Lydia considered aiding her husband. Their daughter’s terrible twos had continued unabated to the present, only days shy of her eighteenth birthday. She replenished her tea, picked up her map of the fires, and returned to the balcony, mulling over the land mines that could hijack her day. Was her daughter’s secret admirer one of them? If secret, he wouldn’t be for long. The competition for the girl was too fierce for the hapless boy not to declare himself. No, Lydia’s land mine was not a message with a beating heart, but the fires. They weren’t going to stop until the arsonist was caught or achieved his goal.
She unfolded her map, wrote #11 where her parents’ house was located, and circled it. She shuddered when she thought of how different last night’s fire could have turned out. The danger was no longer theoretical but real. Initially, the fires had been attributed to refugees, careless with their cigarettes or cooking fires while hiking through the hills to reach the island’s capital. Lydia never took the notion seriously; for one thing, all the fires had been in a craggy and steep valley that the refugees mostly avoided, preferring instead to hoof it across the island on the flatter, albeit longer, main road. Blaming the refugees was entirely debunked when a detonator was found after the fifth fire, and more thorough searches discovered that similar devices had started the previous four fires.

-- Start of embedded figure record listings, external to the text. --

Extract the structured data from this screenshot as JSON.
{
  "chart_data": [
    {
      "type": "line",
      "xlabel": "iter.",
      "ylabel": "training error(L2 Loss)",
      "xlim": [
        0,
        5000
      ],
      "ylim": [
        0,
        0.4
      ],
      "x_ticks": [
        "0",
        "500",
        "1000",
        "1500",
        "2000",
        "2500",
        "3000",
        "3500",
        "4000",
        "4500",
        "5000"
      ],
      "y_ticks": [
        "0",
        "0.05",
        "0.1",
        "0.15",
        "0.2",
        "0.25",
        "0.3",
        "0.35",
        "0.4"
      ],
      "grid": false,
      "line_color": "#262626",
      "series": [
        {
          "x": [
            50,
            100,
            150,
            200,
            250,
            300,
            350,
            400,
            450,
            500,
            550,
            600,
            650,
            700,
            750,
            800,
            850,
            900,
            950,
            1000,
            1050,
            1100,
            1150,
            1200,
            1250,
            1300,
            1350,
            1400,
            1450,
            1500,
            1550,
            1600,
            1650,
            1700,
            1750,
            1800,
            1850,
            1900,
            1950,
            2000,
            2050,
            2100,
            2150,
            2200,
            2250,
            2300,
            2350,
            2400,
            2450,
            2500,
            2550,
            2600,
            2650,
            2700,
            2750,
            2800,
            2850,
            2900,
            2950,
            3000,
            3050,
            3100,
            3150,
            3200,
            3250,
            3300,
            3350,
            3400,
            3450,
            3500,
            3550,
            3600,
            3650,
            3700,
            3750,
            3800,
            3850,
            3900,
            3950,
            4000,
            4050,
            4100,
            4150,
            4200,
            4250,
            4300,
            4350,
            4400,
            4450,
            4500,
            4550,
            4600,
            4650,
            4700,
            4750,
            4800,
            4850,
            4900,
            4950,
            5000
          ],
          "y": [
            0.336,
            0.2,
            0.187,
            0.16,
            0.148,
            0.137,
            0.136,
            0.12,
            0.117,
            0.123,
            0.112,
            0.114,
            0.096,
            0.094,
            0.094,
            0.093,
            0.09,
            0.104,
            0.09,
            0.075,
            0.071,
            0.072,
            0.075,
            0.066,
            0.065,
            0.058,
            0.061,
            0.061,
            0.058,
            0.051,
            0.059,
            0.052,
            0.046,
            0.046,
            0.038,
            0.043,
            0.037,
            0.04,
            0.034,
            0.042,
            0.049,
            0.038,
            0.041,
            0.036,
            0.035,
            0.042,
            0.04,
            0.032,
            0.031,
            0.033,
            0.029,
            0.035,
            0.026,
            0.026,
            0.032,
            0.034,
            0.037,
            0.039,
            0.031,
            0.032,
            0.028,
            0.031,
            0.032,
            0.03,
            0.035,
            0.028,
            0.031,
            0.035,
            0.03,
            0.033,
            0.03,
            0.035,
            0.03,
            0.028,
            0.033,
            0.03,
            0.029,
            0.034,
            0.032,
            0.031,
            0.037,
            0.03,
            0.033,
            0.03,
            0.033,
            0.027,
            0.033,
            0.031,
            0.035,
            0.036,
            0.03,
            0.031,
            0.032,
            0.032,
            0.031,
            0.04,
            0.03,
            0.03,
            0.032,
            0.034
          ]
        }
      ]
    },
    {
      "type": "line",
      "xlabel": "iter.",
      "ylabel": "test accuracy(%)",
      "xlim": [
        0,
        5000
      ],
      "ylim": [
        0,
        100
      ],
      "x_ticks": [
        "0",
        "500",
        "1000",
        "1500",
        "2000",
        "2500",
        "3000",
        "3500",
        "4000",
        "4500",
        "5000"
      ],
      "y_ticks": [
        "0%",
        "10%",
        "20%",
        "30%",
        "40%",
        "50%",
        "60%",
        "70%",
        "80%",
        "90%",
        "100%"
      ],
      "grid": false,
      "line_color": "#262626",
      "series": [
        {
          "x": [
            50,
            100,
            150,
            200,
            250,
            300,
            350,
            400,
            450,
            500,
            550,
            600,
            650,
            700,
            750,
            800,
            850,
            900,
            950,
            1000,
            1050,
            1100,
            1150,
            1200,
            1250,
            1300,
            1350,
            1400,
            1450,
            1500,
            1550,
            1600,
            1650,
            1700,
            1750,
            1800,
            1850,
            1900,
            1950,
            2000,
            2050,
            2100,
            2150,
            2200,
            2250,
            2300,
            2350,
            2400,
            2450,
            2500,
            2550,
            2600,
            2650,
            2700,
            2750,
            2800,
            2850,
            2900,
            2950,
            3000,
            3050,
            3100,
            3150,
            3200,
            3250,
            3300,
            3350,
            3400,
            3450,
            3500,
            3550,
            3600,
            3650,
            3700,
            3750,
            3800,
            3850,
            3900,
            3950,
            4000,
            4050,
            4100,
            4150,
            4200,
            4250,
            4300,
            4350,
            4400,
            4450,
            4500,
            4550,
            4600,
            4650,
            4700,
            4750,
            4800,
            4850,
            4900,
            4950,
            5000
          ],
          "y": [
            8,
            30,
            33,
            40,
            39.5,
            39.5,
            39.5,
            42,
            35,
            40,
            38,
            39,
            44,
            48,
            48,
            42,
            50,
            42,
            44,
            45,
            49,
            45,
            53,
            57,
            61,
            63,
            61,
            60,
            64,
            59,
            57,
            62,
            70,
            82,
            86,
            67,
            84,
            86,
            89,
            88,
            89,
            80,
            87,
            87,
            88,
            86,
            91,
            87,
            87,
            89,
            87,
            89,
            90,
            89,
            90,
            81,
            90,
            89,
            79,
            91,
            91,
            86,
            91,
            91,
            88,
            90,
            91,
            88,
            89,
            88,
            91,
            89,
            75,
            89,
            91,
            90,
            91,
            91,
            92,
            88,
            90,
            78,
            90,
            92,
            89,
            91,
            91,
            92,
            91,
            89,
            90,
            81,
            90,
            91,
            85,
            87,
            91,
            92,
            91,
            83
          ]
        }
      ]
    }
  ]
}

The fires’ isolation had conveyed a sense of randomness, but once the detonators were discovered, Lydia felt something more sinister was afoot. After the ninth fire, she decided to map them, hoping to reveal some clue that would identify the arsonist. It took her time to find some sites, so she didn’t map them in their actual chronological order, which is why initially she overlooked how they relentlessly approached the village of Vourvoulos. They jumped between the two sides of the valley, which further obscured their steady march. It was not until she numbered the fires that their pattern—and threat— revealed itself. Lydia was convinced that burning down the village was the arsonist’s goal, and what better way to do it than blowing up the Coast Guard’s fuel tank?